Butantan esclarece 10 mitos sobre a vacina do HPV e reforça importância da imunização

O Instituto Butantan divulgou uma lista com esclarecimentos sobre 10 mitos envolvendo a vacina contra o HPV, diante da circulação de informações falsas que têm levado parte da população a recusar a imunização. O imunizante, disponível gratuitamente pelo SUS, previne infecções pelo Papilomavírus Humano e tipos de câncer associados ao vírus, como colo do útero, vagina, vulva, pênis, ânus e orofaringe.

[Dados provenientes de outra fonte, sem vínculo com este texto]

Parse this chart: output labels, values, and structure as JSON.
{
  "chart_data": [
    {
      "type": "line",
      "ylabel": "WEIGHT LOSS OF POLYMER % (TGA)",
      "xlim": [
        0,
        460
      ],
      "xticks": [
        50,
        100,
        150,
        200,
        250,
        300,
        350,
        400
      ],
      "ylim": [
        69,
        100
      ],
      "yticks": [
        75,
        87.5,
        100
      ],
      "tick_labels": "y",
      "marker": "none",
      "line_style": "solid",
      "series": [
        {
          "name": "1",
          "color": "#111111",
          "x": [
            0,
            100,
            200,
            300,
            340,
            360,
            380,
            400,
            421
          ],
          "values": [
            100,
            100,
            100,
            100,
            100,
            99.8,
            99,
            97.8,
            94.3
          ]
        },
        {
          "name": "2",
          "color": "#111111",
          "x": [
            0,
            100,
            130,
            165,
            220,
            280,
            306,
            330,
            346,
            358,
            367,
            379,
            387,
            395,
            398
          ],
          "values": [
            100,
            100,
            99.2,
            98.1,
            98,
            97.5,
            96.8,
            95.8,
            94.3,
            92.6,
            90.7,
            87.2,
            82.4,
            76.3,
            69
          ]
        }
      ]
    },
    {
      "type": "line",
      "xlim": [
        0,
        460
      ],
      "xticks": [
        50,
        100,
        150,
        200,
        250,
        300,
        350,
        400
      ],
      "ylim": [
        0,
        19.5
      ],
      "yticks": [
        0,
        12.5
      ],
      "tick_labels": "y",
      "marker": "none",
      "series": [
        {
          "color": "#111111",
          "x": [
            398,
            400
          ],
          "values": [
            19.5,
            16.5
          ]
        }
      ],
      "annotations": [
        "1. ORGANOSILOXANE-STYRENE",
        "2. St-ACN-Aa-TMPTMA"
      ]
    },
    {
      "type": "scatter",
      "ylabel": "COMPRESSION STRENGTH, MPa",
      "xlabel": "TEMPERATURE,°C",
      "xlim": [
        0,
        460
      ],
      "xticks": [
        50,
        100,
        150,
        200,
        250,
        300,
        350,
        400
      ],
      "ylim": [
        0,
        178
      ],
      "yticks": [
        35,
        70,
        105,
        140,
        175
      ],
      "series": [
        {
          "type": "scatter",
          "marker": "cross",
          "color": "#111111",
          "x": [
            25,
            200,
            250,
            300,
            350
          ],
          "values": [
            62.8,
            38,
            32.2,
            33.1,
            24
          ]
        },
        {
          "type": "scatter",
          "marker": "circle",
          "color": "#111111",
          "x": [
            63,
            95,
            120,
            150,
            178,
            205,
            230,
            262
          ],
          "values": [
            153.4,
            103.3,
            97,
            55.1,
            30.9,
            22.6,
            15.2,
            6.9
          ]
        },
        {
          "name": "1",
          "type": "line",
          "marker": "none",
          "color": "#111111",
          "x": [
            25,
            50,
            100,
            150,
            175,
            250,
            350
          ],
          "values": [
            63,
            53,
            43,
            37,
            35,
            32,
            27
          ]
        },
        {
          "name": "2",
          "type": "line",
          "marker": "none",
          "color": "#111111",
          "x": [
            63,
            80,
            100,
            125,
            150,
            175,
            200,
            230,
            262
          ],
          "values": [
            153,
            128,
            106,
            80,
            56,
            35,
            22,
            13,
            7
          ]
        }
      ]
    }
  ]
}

A vacina é aplicada em dose única para meninos e meninas de 9 a 19 anos, segundo o Ministério da Saúde. Grupos específicos, como pessoas imunossuprimidas, vítimas de violência sexual e pacientes oncológicos, podem receber o imunizante até os 45 anos, conforme diretrizes do Programa Nacional de Imunizações (PNI).

De acordo com o pediatra e gestor médico de Desenvolvimento Clínico do Butantan, Mário Bochembuzio, a estratégia busca proteger o público antes do início da vida sexual, fase de maior risco de infecção. “A vacina serve para proteger crianças e adolescentes antes de iniciarem a atividade sexual, já que o HPV é transmitido durante o contato íntimo”, afirma.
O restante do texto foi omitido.